The "Select All" and "Deselect All" menu items will cause the top-level display list to be traversed, selecting or deselecting each shape or group accordingly. The "Delete" menu item, as in the previous project, will cause the currently selected objects to be removed from the top-level display list.

Clear, Save, Quit.
The "Clear" menu item, as in the previous project, will simply remove all shapes/groups from the display list. The "Save" menu item will, for this project, simply print out a text representation of the current graphics hierarchy to the standard output. The format of the representation is not important, as long as it contains all the important information in the hierarchy.

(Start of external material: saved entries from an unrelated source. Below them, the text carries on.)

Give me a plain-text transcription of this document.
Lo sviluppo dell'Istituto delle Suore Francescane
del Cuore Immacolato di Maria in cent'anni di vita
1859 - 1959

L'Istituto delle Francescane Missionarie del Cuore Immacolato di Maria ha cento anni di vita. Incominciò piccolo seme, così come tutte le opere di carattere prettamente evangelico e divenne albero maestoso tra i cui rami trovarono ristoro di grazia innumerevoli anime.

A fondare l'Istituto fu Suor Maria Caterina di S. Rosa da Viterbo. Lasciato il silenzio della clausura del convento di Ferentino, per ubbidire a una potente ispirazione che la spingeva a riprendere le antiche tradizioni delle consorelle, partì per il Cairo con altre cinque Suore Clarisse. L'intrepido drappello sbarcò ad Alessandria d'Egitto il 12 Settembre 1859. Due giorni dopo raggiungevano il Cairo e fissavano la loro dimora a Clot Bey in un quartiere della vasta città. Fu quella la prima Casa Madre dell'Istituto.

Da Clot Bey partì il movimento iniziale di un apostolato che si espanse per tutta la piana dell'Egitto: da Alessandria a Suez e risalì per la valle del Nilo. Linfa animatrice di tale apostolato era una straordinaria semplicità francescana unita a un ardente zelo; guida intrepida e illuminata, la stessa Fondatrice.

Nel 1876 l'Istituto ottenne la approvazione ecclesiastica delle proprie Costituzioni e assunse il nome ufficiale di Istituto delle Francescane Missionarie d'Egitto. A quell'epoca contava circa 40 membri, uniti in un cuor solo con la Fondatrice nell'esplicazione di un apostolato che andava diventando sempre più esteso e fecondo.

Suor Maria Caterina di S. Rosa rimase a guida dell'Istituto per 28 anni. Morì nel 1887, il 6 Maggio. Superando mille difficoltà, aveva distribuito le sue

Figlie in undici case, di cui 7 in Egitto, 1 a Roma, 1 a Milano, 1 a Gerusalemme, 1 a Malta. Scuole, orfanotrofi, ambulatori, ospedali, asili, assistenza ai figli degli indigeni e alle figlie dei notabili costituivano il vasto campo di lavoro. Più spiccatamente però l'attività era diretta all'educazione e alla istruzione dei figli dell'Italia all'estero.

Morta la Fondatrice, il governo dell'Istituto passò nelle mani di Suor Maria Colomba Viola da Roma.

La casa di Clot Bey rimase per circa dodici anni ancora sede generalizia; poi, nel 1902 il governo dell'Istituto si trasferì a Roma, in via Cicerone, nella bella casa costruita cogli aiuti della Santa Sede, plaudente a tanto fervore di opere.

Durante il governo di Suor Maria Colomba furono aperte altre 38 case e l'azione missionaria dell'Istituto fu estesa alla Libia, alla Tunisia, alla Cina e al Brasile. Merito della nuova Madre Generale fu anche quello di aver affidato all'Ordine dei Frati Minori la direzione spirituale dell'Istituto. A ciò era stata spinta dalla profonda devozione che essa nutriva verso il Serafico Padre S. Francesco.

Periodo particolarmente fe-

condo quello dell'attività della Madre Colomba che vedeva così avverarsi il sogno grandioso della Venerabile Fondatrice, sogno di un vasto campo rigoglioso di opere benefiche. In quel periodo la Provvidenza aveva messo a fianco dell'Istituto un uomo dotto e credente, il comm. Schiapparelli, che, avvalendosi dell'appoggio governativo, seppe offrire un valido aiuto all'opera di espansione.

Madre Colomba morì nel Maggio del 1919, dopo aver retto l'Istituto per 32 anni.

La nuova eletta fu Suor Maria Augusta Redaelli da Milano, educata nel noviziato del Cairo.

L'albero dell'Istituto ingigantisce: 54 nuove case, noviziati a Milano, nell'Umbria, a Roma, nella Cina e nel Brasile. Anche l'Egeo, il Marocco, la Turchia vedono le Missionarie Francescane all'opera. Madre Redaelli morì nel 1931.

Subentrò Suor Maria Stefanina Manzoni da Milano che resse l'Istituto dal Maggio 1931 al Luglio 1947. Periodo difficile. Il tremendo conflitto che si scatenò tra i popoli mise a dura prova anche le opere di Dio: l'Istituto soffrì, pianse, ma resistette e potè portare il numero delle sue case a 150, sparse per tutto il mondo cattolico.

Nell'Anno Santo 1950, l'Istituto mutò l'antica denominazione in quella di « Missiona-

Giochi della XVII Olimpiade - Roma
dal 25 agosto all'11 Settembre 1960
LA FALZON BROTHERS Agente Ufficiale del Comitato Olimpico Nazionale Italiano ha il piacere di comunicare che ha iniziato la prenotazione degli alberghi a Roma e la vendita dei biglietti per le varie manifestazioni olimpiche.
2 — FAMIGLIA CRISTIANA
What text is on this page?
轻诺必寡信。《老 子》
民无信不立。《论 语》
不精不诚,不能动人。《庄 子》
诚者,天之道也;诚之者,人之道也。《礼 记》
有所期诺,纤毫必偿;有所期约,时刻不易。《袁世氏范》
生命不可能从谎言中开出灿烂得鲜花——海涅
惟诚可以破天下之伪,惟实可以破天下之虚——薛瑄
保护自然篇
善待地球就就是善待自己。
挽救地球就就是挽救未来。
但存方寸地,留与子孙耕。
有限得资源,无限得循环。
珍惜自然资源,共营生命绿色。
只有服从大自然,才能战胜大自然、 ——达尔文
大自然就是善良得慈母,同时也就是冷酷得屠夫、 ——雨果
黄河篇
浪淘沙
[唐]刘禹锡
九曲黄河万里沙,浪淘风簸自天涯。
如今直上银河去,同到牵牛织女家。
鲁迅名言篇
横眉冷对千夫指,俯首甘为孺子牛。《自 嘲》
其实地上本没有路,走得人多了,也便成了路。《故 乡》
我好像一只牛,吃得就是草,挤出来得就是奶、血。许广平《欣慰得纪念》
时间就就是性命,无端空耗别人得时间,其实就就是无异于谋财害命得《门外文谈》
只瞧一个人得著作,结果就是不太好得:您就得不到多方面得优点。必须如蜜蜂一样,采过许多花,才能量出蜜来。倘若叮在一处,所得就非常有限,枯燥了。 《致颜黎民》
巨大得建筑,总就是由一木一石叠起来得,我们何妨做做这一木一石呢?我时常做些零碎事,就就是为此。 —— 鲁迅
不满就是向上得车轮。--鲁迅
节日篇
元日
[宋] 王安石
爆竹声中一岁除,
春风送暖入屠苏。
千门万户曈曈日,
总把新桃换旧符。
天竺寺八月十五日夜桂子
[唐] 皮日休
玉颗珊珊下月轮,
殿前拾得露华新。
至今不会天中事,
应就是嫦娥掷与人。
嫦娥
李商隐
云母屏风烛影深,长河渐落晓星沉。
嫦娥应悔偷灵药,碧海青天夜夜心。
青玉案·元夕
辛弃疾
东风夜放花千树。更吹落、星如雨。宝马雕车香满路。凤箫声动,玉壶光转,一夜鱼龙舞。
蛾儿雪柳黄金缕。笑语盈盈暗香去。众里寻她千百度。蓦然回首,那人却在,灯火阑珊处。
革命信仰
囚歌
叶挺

The "Quit" menu item should first pop up a Motif Question Dialog Box, asking the user if he really wants to quit, before actually exiting the program.

Graduate students must also implement the following:
Line Width Attribute.
A new attribute, line width, will be added which specifies the width in pixels of lines, rectangle and ellipse borders. This attribute will be specified from the "Pen" menu, which should contain buttons displaying representative lines of the given width rather than text. The current line width value should be indicated in the menu (e.g. by using toggle buttons). Just like the current line color attribute, this menu will not only set the current attribute value (to be used in subsequently created shapes) but also to change the line attribute of currently selected shapes. Changing any attributes (colors, fill status, line width) for a group will have no effect.

Undo
As with projects 2 and 3, users should be able to undo the last operation performed. For this project, "Undo" will be a menu option in the Edit menu. It is permitted for two consecutive undo commands to "undo the undo", but not required.

Hints

Making sure you have a good DynamicArray or LinkedList class will be a big help. Whatever its underlying implementation, it should support such operations as: add to bottom, add to top, remove, and delete, as well as ways of traversing it in both directions. Using a List of references or pointers to objects will make all your operations simpler.

The group, or container class should have a "draw" method defined on it and will maintain its own list of contained objects.

Resizing should be fairly straightforward if you implement control points as Rectangle objects. As a debugging tool, you might want to implement the "Save" operation first.